Reserva el cupo gratuito para “preguntas de alto valor”; no uses ChatGPT como si fuera un buscador
La versión gratuita de ChatGPT suele ofrecer un cierto cupo de uso de modelos avanzados; el detalle depende de lo que indique la página. Cuando se agota el cupo, con el modelo básico también se pueden hacer muchas cosas. El truco para ahorrar es muy simple: usa ChatGPT cuando necesites razonar, redactar un plan o hacer comparaciones; para consultar definiciones o encontrar enlaces oficiales, sale más a cuenta usar primero un motor de búsqueda. Cuando necesites datos o cláusulas que deban ser exactos, ChatGPT puede darte el enfoque, pero la referencia final debe ser el texto original; así evitarás muchos rodeos.

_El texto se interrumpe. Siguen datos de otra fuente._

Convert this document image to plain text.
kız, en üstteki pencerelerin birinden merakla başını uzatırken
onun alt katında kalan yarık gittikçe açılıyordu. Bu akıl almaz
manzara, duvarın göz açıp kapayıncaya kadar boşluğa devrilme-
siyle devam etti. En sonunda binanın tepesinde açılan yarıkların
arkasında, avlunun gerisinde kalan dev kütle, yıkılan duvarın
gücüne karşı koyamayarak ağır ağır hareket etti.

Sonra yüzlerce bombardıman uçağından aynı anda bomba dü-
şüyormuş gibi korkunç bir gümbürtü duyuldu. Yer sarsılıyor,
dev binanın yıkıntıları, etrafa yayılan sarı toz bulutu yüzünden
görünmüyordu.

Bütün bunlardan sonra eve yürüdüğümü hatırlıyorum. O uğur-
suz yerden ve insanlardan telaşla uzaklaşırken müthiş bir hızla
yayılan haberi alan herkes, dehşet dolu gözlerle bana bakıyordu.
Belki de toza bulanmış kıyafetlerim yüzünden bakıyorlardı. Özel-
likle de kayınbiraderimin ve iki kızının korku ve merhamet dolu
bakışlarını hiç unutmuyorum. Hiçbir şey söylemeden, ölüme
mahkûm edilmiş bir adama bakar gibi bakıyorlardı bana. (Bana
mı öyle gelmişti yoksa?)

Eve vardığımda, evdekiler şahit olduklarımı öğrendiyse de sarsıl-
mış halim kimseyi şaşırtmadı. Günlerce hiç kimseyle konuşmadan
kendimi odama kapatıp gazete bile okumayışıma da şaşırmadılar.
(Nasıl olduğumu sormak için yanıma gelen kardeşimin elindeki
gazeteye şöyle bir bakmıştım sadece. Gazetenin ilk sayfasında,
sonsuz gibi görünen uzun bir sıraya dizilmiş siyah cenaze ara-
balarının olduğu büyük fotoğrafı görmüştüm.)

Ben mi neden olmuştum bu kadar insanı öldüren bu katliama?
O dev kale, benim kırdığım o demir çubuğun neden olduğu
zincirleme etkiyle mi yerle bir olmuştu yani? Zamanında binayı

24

No preguntes “a perdigonazos”: deja claras las restricciones en una sola frase
Lo que más “cuesta” en ChatGPT no es que responda lento, sino que tú vayas añadiendo condiciones y obligues a reescribir una y otra vez. Una forma más económica es: en el primer mensaje, deja claro el objetivo, el público, el rango de palabras, el tono y lo que debe incluir/no debe aparecer, para que la respuesta salga bien a la primera. Por ejemplo, “escribe una respuesta de posventa de 150 palabras, con un tono sobrio; sin pedir disculpas pero ofreciendo una solución” ahorra varias rondas de conversación frente a “ayúdame a escribir una respuesta”.